Доктор медицинских наук, психиатр, профессор, главный врач-психиатр министерства здравоохранения и Бог еще знает, какими регалиями можно окрестить Петра Павловича, но именно ему выпала честь открывать сегодняшнее собрание.

– Может быть, начнем? – спросил Петр, пожимая руку.

Валерий окинул взглядом самую крупную аудиторию ВУЗа. Яблоку негде упасть, заняты посадочные места и лестницы, ведущие к ним. Перед первым рядом уселись прямо на пол.

– Они вот-вот приедут! Может, хотите пару слов, так сказать, вводных, произнести нашим слушателям? Увидеть и послушать Вас для наших студентов куда большее событие, – лебезил ректор.

– Используете меня в качестве шута? – поинтересовался доктор наук, чем поставил в тупик собеседника.

– Я не…

– Да бросьте, я пошутил. Давайте начнем. Напомним всем и себе в первую очередь, с какой целью собрались.

Валерий Николаевич с облегчением выдохнул, как минимум таращиться теперь будут на другого. Он сигналом подал знак аспиранту на включение микрофона и заставки, проектирующуюся на белом фоне заранее занавешенной доски.

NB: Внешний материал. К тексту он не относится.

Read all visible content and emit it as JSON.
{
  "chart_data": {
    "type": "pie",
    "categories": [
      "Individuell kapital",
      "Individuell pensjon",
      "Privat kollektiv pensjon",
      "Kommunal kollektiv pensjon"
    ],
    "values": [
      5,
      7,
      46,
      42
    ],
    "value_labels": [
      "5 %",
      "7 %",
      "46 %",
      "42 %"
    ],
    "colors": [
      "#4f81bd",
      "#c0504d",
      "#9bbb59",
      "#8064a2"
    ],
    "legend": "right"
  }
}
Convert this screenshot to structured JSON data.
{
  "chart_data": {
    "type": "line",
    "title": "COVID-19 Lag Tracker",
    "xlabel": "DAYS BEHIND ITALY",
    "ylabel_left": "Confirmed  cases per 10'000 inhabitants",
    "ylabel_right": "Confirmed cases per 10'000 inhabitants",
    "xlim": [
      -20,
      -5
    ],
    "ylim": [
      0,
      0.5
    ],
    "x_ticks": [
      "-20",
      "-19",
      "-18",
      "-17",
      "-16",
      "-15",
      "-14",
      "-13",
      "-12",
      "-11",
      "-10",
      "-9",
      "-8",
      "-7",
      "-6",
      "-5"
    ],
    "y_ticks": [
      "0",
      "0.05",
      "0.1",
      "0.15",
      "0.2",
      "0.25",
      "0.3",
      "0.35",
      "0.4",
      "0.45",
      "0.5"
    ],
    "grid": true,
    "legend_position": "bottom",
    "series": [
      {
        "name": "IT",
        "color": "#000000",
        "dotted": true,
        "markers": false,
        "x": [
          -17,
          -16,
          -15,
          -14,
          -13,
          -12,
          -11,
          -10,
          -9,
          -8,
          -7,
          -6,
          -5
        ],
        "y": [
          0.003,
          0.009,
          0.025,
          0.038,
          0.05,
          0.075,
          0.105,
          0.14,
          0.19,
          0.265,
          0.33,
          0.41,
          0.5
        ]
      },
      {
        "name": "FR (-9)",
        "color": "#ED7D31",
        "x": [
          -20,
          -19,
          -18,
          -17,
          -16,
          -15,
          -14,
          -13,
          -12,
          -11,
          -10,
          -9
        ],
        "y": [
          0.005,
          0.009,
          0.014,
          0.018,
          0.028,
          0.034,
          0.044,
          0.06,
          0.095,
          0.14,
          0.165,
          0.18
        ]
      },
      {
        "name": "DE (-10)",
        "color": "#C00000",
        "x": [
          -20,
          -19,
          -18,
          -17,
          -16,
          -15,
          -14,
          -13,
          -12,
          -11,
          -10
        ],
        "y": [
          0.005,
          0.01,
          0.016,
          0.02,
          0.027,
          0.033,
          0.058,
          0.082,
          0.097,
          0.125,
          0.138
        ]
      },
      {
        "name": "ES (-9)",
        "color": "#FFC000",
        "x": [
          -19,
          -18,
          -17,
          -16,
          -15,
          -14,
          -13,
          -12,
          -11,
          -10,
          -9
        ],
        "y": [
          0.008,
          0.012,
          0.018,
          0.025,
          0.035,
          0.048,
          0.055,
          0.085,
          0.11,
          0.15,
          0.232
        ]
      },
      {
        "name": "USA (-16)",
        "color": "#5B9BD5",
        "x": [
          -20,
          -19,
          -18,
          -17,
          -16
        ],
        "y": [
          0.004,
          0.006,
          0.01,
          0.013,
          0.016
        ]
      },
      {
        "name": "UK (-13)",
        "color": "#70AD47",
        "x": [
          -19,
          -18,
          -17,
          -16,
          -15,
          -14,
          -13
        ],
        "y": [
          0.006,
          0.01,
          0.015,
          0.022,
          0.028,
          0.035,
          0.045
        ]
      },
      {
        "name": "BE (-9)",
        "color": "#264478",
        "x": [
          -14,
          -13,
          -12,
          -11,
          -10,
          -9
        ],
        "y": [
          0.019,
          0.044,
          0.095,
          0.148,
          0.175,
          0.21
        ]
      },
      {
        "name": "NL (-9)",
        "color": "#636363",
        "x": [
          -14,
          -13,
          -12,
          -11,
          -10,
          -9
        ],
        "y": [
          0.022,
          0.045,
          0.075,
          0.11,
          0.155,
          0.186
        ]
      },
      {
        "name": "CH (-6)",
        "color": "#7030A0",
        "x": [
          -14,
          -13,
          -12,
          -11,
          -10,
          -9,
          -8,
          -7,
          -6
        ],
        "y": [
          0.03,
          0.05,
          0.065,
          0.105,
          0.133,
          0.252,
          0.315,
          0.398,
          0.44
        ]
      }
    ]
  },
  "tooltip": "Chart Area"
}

С первых рядов послышался хохоток опытных журналистов.

– Началась самодеятельность, Боже мой! – издевательски громким шепотом произнес женский голос.

Укол по самолюбию достиг цели. Волнение ректора доходит до максимума. Забыв текс, занимавший полных три листа и декларируемый больше недели супруге, Валерий Николаевич подошел к микрофону.

– Дорогие гости, спасибо, что пришли… хочу передать слово Петру Павловичу.

«Ох, старый олух!», мысленно корил он себя.

Аудитория стихла. Уверенным и мерным шагом, как ледокол в Антарктиде, Петр подошел к микрофону.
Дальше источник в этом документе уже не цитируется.